Observação: Este tipo não se confunde com os especificados na Lei nº 11.343, de 23 de agosto de 2006, em que a posse, por si só, da substância já é ilícita, e consta de Portaria. Aqui, a posse não é ilícita. A venda do produto é autorizada – como acetona, fogos, thinner, etc. Contudo, a venda a menores de 18 (dezoito) anos é proibida porque seu uso para outros fins aos quais não é originariamente destinado pode ser danoso à criança e ao adolescente.
”Art. 244. Vender, fornecer ainda que gratuitamente ou entregar, de qualquer forma, a criança ou adolescente fogos de estampido ou de artifício, exceto aqueles que, pelo seu reduzido potencial, sejam incapazes de provocar qualquer dano físico em caso de utilização indevida:
Pena - detenção, de seis meses a dois anos, e multa”.
”Art. 244-A. Submeter criança ou adolescente, como tais definidos no caput do art. 2º desta Lei, à prostituição ou à exploração sexual:
Pena - reclusão de quatro a dez anos, e multa.
§1º Incorrem nas mesmas penas o proprietário, o gerente ou o responsável pelo local em que se verifique a submissão de criança ou adolescente às práticas referidas no caput deste artigo.
§2º Constitui efeito obrigatório da condenação a cassação da licença de localização e de funcionamento do estabelecimento”.
Observação: o dispositivo em tela, no entendimento de Kenji Ishida2), foi revogado tacitamente pelo crime de “favorecimento da prostituição ou outra forma de exploração de vulnerável (art. 218-B)”, instituído pela Lei nº 12.015, de 7 de agosto de 2009, que passou a vigorar em 10 de julho de 2009.
”Art. 244-B. Corromper ou facilitar a corrupção de menor de 18 (dezoito) anos, com ele praticando infração penal ou induzindo-o a praticá-la:
Pena - reclusão, de 1 (um) a 4 (quatro) anos.

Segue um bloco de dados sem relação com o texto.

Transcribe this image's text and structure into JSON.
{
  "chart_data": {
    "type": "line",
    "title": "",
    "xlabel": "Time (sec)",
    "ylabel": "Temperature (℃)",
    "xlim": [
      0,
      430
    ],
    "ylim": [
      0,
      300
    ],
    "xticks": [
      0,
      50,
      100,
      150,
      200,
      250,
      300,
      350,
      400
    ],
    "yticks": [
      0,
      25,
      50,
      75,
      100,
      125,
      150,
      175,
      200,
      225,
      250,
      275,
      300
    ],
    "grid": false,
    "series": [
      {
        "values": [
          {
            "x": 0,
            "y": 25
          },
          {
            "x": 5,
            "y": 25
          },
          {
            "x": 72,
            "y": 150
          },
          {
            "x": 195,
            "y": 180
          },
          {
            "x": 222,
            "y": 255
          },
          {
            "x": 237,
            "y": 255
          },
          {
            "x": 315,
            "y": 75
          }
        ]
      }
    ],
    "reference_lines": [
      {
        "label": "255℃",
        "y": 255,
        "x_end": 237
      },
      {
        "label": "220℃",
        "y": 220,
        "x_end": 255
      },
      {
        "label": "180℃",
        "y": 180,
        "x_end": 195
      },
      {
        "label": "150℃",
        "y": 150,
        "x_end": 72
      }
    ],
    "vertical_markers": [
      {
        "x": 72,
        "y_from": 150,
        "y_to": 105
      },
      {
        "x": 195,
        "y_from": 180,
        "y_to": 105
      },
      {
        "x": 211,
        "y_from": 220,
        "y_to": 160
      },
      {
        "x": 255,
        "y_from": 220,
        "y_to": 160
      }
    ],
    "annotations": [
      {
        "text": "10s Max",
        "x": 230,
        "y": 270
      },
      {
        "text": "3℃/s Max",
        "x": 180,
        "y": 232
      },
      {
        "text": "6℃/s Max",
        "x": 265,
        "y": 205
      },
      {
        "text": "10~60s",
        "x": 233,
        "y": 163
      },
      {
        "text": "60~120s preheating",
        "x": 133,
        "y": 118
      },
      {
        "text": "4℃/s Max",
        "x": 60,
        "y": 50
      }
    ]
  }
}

§1º Incorre nas penas previstas no caput deste artigo quem pratica as condutas ali tipificadas utilizando-se de quaisquer meios eletrônicos, inclusive salas de bate-papo da Internet.
§2º As penas previstas no caput deste artigo são aumentadas de um terço no caso de a infração cometida ou induzida estar incluída no rol do art. 1º da Lei n.º 8.072, de 25 de julho de 1990”.
Tipo objetivo: “corromper”, neste caso, significa o agente praticar infração penal com o menor. O tipo prevê ainda o verbo “facilitar’ a corrupção”, que significa induzir o menor a praticar a infração, que abrange o crime e a contravenção. Como meio de corromper ou facilitar a corrupção pode ser utilizada a Internet, por exemplo, por meio das salas de bate-papo.
Observação: Esse crime constava do rol dos delitos descritos na Lei nº 2.252/54, que também apresentava esse nomen juris. A Lei nº 12.015 revogou-o expressamente e o introduziu no art. 244-B do Estatuto da Criança e do Adolescente.